# taz.de -- Pandemie-Management in Deutschland: AstraZeneca ist nicht das Problem
> Der Ruf nach dem Rücktritt von Gesundheitsminister Spahn ist berechtigt.
> Der Stopp für Impfungen mit AstraZeneca ist ihm jedoch nicht anzulasten.
IMG Bild: Passanten in Leipzig freuen sich über die ersten geöffneten Geschäfte in der Innenstadt
Die Aufregung über den Stopp für [1][Impfungen mit AstraZeneca] ist groß.
Und er ist verständlich. Zehntausende hielten endlich ihre Einladung mit
dem baldigen Impftermin in den Händen. Nun werden sie auf den
Sankt-Nimmerleins-Tag vertröstet.

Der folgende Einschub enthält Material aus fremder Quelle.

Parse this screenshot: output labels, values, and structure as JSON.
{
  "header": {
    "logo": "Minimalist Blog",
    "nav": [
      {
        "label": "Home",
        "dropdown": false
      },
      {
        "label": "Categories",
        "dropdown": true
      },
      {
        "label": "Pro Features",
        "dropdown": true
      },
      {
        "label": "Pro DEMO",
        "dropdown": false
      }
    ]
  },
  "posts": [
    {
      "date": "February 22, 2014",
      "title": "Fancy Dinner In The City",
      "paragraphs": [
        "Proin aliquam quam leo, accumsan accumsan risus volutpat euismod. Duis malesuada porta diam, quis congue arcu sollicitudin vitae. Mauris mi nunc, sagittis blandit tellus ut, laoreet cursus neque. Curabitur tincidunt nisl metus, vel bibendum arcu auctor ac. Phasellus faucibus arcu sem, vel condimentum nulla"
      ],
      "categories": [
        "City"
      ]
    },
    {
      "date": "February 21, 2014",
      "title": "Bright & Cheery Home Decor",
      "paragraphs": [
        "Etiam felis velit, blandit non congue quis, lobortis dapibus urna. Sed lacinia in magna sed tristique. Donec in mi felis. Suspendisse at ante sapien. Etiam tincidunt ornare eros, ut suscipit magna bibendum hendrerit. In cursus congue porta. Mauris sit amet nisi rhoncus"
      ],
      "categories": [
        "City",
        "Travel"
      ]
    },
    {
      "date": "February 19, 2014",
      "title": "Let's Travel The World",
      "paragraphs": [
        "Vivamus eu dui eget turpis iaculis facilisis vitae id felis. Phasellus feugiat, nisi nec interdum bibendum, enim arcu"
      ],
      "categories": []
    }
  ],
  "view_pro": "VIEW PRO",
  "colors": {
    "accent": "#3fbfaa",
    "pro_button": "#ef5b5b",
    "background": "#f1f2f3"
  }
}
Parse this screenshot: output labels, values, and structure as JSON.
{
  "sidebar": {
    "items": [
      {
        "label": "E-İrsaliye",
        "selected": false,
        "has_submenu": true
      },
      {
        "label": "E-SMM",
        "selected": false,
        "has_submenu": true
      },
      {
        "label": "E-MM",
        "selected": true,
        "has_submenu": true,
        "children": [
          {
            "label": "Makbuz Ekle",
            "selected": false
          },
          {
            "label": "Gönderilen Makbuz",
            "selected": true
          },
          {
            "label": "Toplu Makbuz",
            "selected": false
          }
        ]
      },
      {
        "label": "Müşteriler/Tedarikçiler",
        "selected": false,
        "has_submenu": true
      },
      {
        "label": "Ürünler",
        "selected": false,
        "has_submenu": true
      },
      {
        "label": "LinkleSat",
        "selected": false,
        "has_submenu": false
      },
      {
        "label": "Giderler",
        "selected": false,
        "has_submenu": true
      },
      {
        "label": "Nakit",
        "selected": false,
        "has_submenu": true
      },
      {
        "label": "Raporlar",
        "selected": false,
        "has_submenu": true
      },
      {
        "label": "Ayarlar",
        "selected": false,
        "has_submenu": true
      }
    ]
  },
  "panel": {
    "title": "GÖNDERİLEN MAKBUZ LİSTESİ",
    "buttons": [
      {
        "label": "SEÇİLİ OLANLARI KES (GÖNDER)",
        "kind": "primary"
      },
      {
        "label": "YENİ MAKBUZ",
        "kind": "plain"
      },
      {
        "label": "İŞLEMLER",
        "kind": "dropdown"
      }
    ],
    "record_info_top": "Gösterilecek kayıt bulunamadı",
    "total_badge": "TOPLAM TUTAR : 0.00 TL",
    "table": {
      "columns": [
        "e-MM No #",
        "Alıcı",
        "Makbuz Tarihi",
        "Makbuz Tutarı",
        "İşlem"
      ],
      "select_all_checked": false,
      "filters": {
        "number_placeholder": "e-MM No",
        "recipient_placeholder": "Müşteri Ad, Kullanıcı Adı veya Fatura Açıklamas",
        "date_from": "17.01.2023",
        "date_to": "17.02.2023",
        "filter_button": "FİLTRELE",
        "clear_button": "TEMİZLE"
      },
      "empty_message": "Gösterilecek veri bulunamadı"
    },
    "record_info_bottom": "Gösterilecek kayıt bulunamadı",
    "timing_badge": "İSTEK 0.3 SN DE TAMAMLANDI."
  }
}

Schlimmer noch: Die ohnehin pannenreiche
Impfkampagne in Deutschland und Europa dürfte auf absehbare Zeit noch mehr
ins Stocken geraten – während in Israel, Großbritannien und womöglich auch
in den USA schon bald wieder Normalität einkehrt.
Schon wird erneut die Forderung nach einem Rücktritt von [2][Jens Spahn]
laut. Noch am Freitag hielt der Bundesgesundheitsminister ausdrücklich an
seiner Behauptung fest, AstraZeneca sei sicher. Zu diesem Zeitpunkt hatten
andere Länder die Verabreichung wegen möglicher Nebenwirkungen bereits
gestoppt. Nach dem miserablen Impfstoffmanagement, seiner folgenlosen
Ankündigung kostenfreier Tests und anderer Versäumnisse konnte Spahn nun
erneut ein Versprechen nicht einlösen.
In diesem konkreten Fall trifft ihn jedoch keine Schuld. Schon im Herbst
wiesen Immunolog*innen und Virolog*innen darauf hin, dass auch
nach Zulassung der Impfstoffe mit Rückschlägen zu rechnen sei. Angesichts
der horrenden Zahl von Menschen, die innerhalb kurzer Zeit weltweit geimpft
werden sollten, könne es vereinzelt zu unerwünschten und unvorhersehbaren
Reaktionen kommen. Der vorläufige Impfstopp, bis weitere Prüfergebnisse
vorliegen, zeigt auch, dass die Kontrollmechanismen funktionieren.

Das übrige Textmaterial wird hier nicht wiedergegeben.